Adventures of Ideas by Alfred North Whitehead is a dense yet engaging book that takes the reader on a journey through man's psychology concerning the societies humanity went through.
My first takeaway focused on our conduct with each other. Whitehead lays out a path humanity traversed, starting with the Platonic and Aristotelian philosophy of man's sense of freedom. In ancient Greece and Rome, freedom was something to be earned, but today, individuals are born free. This transition of thought took over 2,000 years to develop and was both assisted and suppressed by theology and religious institutionalization. These forces played a role in bringing civility into lives by shifting power from that of force to one of persuasion.

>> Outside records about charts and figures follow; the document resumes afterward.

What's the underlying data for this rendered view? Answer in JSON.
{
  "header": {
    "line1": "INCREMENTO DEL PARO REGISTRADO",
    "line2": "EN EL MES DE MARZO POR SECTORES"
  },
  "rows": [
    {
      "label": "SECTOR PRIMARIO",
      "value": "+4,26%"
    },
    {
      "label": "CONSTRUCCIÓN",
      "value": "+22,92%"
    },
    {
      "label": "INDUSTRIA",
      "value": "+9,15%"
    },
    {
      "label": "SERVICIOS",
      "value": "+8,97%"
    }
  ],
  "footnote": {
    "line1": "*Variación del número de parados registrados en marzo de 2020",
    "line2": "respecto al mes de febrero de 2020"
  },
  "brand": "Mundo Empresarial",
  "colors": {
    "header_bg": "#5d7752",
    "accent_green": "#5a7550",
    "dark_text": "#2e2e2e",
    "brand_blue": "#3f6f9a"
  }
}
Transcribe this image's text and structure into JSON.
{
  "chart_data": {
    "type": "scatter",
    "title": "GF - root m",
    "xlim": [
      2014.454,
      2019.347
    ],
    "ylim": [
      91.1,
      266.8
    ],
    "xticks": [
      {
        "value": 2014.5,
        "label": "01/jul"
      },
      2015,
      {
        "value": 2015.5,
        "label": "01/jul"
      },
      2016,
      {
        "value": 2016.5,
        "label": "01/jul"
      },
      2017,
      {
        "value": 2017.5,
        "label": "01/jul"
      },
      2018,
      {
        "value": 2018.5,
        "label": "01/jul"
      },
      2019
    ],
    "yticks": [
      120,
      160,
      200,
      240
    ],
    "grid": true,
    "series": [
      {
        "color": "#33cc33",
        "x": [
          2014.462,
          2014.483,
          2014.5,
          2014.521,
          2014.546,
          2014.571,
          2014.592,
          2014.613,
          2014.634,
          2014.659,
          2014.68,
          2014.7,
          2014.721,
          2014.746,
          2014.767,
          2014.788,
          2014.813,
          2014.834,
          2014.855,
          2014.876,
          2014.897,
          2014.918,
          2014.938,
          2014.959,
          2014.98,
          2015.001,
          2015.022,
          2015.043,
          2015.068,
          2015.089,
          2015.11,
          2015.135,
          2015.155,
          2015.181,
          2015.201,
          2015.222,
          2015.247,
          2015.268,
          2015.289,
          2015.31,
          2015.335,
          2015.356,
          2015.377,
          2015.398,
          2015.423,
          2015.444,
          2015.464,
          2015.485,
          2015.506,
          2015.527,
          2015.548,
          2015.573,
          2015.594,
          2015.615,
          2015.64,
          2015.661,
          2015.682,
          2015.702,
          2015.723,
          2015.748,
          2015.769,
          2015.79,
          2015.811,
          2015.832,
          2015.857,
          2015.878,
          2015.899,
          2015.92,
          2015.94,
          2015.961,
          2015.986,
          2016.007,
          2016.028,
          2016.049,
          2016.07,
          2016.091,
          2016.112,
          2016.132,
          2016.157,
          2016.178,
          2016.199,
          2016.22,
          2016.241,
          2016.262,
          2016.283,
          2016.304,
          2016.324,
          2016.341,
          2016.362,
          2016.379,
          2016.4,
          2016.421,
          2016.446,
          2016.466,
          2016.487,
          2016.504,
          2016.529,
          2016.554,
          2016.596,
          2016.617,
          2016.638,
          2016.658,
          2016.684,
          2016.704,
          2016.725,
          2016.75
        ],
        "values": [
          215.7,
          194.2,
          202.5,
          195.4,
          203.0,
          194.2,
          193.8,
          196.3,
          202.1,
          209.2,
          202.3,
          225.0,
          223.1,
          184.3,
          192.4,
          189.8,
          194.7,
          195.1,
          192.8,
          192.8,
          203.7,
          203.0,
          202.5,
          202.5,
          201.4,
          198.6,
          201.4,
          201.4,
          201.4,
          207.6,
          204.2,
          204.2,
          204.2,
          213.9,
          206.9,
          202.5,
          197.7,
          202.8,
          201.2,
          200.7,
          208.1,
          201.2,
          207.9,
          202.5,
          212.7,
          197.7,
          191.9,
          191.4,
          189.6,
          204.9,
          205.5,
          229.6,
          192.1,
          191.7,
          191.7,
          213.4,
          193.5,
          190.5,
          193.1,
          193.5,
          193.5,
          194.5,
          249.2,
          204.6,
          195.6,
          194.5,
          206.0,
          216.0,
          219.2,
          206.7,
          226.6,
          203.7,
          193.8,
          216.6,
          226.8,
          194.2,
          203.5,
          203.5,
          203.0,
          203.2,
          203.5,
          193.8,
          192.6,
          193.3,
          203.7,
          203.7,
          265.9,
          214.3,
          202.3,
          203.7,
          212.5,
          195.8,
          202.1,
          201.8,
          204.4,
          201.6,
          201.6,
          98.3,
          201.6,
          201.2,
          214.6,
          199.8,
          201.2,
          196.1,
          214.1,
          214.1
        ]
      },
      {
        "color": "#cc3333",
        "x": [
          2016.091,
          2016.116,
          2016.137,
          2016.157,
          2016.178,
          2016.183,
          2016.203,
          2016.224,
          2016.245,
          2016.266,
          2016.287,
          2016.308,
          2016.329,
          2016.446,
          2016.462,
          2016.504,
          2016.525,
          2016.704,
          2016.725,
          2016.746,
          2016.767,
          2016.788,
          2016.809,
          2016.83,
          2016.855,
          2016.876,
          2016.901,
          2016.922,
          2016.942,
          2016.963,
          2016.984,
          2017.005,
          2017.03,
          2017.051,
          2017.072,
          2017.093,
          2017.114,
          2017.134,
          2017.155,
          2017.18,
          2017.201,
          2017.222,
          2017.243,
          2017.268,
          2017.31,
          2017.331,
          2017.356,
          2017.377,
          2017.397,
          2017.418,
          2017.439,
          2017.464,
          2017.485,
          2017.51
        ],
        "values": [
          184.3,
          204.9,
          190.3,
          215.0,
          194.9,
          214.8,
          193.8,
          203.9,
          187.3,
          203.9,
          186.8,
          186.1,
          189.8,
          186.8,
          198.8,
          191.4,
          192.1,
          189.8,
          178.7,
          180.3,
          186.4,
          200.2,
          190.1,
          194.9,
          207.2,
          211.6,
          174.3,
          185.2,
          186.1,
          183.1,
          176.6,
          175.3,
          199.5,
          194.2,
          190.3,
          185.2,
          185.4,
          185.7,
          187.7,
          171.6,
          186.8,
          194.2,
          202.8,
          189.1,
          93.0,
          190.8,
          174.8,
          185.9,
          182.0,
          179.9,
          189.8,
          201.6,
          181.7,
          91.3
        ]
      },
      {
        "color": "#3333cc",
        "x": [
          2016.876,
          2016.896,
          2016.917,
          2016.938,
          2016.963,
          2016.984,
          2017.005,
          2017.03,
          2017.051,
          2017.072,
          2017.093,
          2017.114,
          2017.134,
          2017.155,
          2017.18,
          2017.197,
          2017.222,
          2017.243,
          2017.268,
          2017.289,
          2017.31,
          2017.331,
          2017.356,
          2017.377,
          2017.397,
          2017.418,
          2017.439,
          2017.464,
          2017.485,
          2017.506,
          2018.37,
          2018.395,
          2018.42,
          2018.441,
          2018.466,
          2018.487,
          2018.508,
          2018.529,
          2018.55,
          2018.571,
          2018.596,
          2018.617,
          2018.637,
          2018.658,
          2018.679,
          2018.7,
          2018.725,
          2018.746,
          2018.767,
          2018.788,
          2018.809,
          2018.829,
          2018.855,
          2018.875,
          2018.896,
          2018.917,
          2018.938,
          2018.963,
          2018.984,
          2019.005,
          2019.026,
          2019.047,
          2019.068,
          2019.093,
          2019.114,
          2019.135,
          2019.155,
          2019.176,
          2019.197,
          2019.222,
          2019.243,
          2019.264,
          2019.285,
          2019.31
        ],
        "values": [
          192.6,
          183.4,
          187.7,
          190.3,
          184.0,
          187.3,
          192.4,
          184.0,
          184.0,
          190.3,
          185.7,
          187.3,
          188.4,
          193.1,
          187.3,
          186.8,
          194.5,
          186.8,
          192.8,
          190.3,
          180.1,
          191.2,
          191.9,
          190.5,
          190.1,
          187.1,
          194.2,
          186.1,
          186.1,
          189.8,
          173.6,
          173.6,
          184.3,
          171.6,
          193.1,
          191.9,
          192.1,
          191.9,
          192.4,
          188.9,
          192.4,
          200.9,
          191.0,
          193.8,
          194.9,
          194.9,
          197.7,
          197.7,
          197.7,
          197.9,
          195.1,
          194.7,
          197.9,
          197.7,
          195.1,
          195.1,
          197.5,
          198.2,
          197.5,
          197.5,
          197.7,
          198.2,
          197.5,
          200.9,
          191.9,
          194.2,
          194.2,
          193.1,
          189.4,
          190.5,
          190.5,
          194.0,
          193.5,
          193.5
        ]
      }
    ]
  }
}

Whitehead also takes time to critique the scientific process. He again points back to Platonic philosophy. Plato considered the whole rather than subjects divided and suspended into studies divorced from context – a phenomenon we still observe today within academic institutions and specialist jobs. Consider that Whitehead also authored a book on Process Philosophy, a mode of thought that locates truth in the entirety of consciousness rather than in results based on objectivism. Western philosophy often places value on the present moment. In contrast, Process Philosophy, similar to certain Eastern religious thinking, suggests that the journey itself is the point.
The book concludes with the relationship between truth and beauty. The appearance of beauty alone is not true, nor is truth beautiful without its manifestation.
As I said, it's not an easy read, but like many other books on philosophy, it's a great source of food for thought.